Un selfi con un fusil de asalto, un correo programado de despedida y un disparo que pudo cambiar la historia. Eso es lo que la documentación judicial sitúa en los minutos previos al intento de atentado contra Donald Trump en el Hilton.
El protagonista se llama Cole Allen y, según el sumario filtrado esta semana, no improvisó nada. Lo planificó al detalle. Y se hizo una foto.
El escrito al que han accedido varios medios internacionales detalla que Allen se fotografió con el arma cargada minutos antes del ataque. La imagen aparece en su teléfono con marca temporal compatible con la entrada al hotel y el momento del tiroteo. No es una foto antigua reutilizada: es del mismo día, del mismo sitio, de la misma ropa con la que después le redujeron.
Pero el detalle más escalofriante no es el selfi. Allen había programado una tanda de correos electrónicos de despedida a familiares para que se enviaran de forma automática poco después de la hora prevista para el ataque. Mensajes de adiós con envío diferido. La tecnología cotidiana, la misma que usamos para felicitar cumpleaños desde el calendario, convertida en plan de fuga emocional para no tener que apretar el botón de 'enviar' en el momento.
Tela.
Por qué el caso ha vuelto a estallar en redes
El intento de atentado ya había copado titulares semanas atrás, pero la filtración del sumario ha reabierto el debate en X y TikTok. La conversación se mueve en dos frentes: la facilidad con la que un ciudadano puede entrar armado a un evento de ese nivel, y la estética del selfi como gesto previo a la violencia política, que recuerda a otros casos documentados en Estados Unidos en la última década.
En el timeline conviven dos lecturas. Por un lado, quienes señalan el componente narcisista: el atacante quiere quedar registrado, quiere que su cara aparezca en las noticias. Por otro, quienes ven en el selfi armado una pieza más del manual de radicalización online, donde la imagen propia con un arma funciona como rito de paso.
La cobertura del intento de atentado anterior contra Trump en 2024 ya apuntaba en esa dirección. La diferencia con Allen es la programación previa: lo del Hilton no fue un arrebato, fue una agenda.
El precedente con Trump que nadie quiere recordar
Los expertos en seguridad llevan años avisando de un patrón que se repite. El atacante de Las Vegas en 2017 dejó habitación, equipo y notas. El de Buffalo en 2022 transmitió en directo. El primer intento contra Trump en Pensilvania en julio de 2024 acabó con el atacante abatido y un ecosistema de teorías conspirativas que sigue activo dos años después. Lo de Allen encaja en esa línea: documentación previa, autoimagen, mensajes preparados para el después.

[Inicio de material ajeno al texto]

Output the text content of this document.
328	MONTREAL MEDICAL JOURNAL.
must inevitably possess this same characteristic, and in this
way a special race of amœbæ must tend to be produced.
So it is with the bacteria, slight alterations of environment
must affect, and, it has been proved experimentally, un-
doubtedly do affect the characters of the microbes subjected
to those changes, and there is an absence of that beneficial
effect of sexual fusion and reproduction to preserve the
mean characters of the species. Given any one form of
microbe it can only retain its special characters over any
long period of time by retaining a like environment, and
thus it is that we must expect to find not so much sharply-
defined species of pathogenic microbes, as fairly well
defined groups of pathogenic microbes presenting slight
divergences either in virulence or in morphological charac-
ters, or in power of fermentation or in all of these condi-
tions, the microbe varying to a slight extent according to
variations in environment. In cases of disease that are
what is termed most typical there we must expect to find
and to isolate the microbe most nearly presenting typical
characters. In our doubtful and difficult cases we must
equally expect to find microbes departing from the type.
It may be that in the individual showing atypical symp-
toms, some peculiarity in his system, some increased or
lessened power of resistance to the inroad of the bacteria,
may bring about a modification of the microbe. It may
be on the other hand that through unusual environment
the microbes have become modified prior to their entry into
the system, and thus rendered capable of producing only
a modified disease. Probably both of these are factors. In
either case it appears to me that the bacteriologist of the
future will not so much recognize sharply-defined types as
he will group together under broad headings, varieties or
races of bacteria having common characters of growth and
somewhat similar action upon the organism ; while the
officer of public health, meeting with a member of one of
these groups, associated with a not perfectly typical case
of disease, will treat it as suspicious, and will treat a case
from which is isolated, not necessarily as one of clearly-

Yo creo que lo más inquietante del caso no es el arma, que ya es decir. Es el cálculo emocional del correo programado. Quien deja escrito un adiós con envío automático asume que no va a estar para gestionarlo, y eso convierte el atentado en algo más parecido a un suicidio ampliado que a un acto político clásico. La frontera entre violencia política y crisis de salud mental se ha vuelto borrosa, y los protocolos de seguridad de los grandes eventos siguen pensados para el atacante calculador del siglo XX, no para este perfil híbrido.
La investigación sigue abierta y el sumario crecerá en las próximas semanas. Lo que ya nadie discute es que el selfi de Allen va a entrar en los manuales de criminología contemporánea como pieza de estudio. El qué pasó está claro. El por qué, cómo siempre, va a tardar años en aclararse.
3 claves
- 👀 ¿De qué va exactamente? Cole Allen se hizo un selfi con un fusil minutos antes de intentar atentar contra Trump en el Hilton.
- 🔥 ¿Por qué importa? Había programado correos de despedida a sus familiares: lo planeó todo al detalle.
- 📲 ¿Por qué está en todos los móviles? El sumario filtrado esta semana ha reabierto el debate sobre seguridad y radicalización online.